In the event of a claim of loss, the investor may demand a full and immediate payment of the remaining balance of this Iska.
The recipient shall have complete authority to manage this investment, and shall manage said investment in the manner deemed most beneficial to the investor. Any investment owned by the recipient may be used to create this Iska partnership, provided that the venture is Halachacly permissible. The recipient shall receive five dollars for his services during the term of the Iska. Under no circumstances will the investor be responsible for any losses above the funds advanced.
It is agreed that if the recipient pays the amount equal to the fees, points, penalties, interest, plus any other payments and benefits called for by any contract executed between the parties, or a verbal understanding reached between the parties, and complies with all of the terms and conditions of said agreements, as payment for the investor’s share of profits, the investor shall waive his right to demand verification of the results of the investment.

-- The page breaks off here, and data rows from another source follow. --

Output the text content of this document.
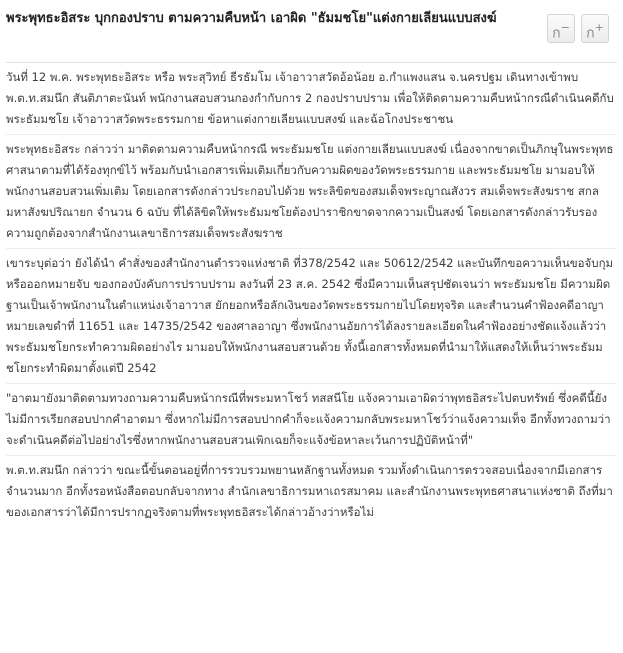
พระพุทธะอิสระ บุกกองปราบ ตามความคืบหน้า เอาผิด "ธัมมชโย"แต่งกายเลียนแบบสงฆ์
ก−	ก+

วันที่ 12 พ.ค. พระพุทธะอิสระ หรือ พระสุวิทย์ ธีรธัมโม เจ้าอาวาสวัดอ้อน้อย อ.กำแพงแสน จ.นครปฐม เดินทางเข้าพบ พ.ต.ท.สมนึก สันติภาตะนันท์ พนักงานสอบสวนกองกำกับการ 2 กองปราบปราม เพื่อให้ติดตามความคืบหน้ากรณีดำเนินคดีกับ พระธัมมชโย เจ้าอาวาสวัดพระธรรมกาย ข้อหาแต่งกายเลียนแบบสงฆ์ และฉ้อโกงประชาชน

พระพุทธะอิสระ กล่าวว่า มาติดตามความคืบหน้ากรณี พระธัมมชโย แต่งกายเลียนแบบสงฆ์ เนื่องจากขาดเป็นภิกษุในพระพุทธศาสนาตามที่ได้ร้องทุกข์ไว้ พร้อมกับนำเอกสารเพิ่มเติมเกี่ยวกับความผิดของวัดพระธรรมกาย และพระธัมมชโย มามอบให้พนักงานสอบสวนเพิ่มเติม โดยเอกสารดังกล่าวประกอบไปด้วย พระลิขิตของสมเด็จพระญาณสังวร สมเด็จพระสังฆราช สกลมหาสังฆปริณายก จำนวน 6 ฉบับ ที่ได้ลิขิตให้พระธัมมชโยต้องปาราชิกขาดจากความเป็นสงฆ์ โดยเอกสารดังกล่าวรับรองความถูกต้องจากสำนักงานเลขาธิการสมเด็จพระสังฆราช

เขาระบุต่อว่า ยังได้นำ คำสั่งของสำนักงานตำรวจแห่งชาติ ที่378/2542 และ 50612/2542 และบันทึกขอความเห็นขอจับกุมหรือออกหมายจับ ของกองบังคับการปราบปราม ลงวันที่ 23 ส.ค. 2542 ซึ่งมีความเห็นสรุปชัดเจนว่า พระธัมมชโย มีความผิดฐานเป็นเจ้าพนักงานในตำแหน่งเจ้าอาวาส ยักยอกหรือลักเงินของวัดพระธรรมกายไปโดยทุจริต และสำนวนคำฟ้องคดีอาญาหมายเลขดำที่ 11651 และ 14735/2542 ของศาลอาญา ซึ่งพนักงานอัยการได้ลงรายละเอียดในคำฟ้องอย่างชัดแจ้งแล้วว่าพระธัมมชโยกระทำความผิดอย่างไร มามอบให้พนักงานสอบสวนด้วย ทั้งนี้เอกสารทั้งหมดที่นำมาให้แสดงให้เห็นว่าพระธัมมชโยกระทำผิดมาตั้งแต่ปี 2542

"อาตมายังมาติดตามทวงถามความคืบหน้ากรณีที่พระมหาโชว์ ทสสนีโย แจ้งความเอาผิดว่าพุทธอิสระไปตบทรัพย์ ซึ่งคดีนี้ยังไม่มีการเรียกสอบปากคำอาตมา ซึ่งหากไม่มีการสอบปากคำก็จะแจ้งความกลับพระมหาโชว์ว่าแจ้งความเท็จ อีกทั้งทวงถามว่าจะดำเนินคดีต่อไปอย่างไรซึ่งหากพนักงานสอบสวนเพิกเฉยก็จะแจ้งข้อหาละเว้นการปฏิบัติหน้าที่"

พ.ต.ท.สมนึก กล่าวว่า ขณะนี้ขั้นตอนอยู่ที่การรวบรวมพยานหลักฐานทั้งหมด รวมทั้งดำเนินการตรวจสอบเนื่องจากมีเอกสารจำนวนมาก อีกทั้งรอหนังสือตอบกลับจากทาง สำนักเลขาธิการมหาเถรสมาคม และสำนักงานพระพุทธศาสนาแห่งชาติ ถึงที่มาของเอกสารว่าได้มีการปรากฏจริงตามที่พระพุทธอิสระได้กล่าวอ้างว่าหรือไม่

Any additional profits shall belong solely to the recipient. These payments include the management fee mentioned above.
Any payments made that are not justified by this Iska agreement shall reduce the principal balance of this Iska. However, any future payments made to avoid providing the above-mentioned verification shall remain consistent with the above-mentioned documents/agreements.
This document shall override any other agreements, even those that do not reference this document. Any mention of loans or interest in any agreement between the parties shall be interpreted as an Iska and to payments mentioned above. This declaration is legally binding and may be enforced in any Jewish or civil court, even in the event that one of the parties was unaware of its existence. This Iska shall follow the guidelines of Bris Yehuda.
This agreement has been executed in an effective manner and with a proper Kinyan.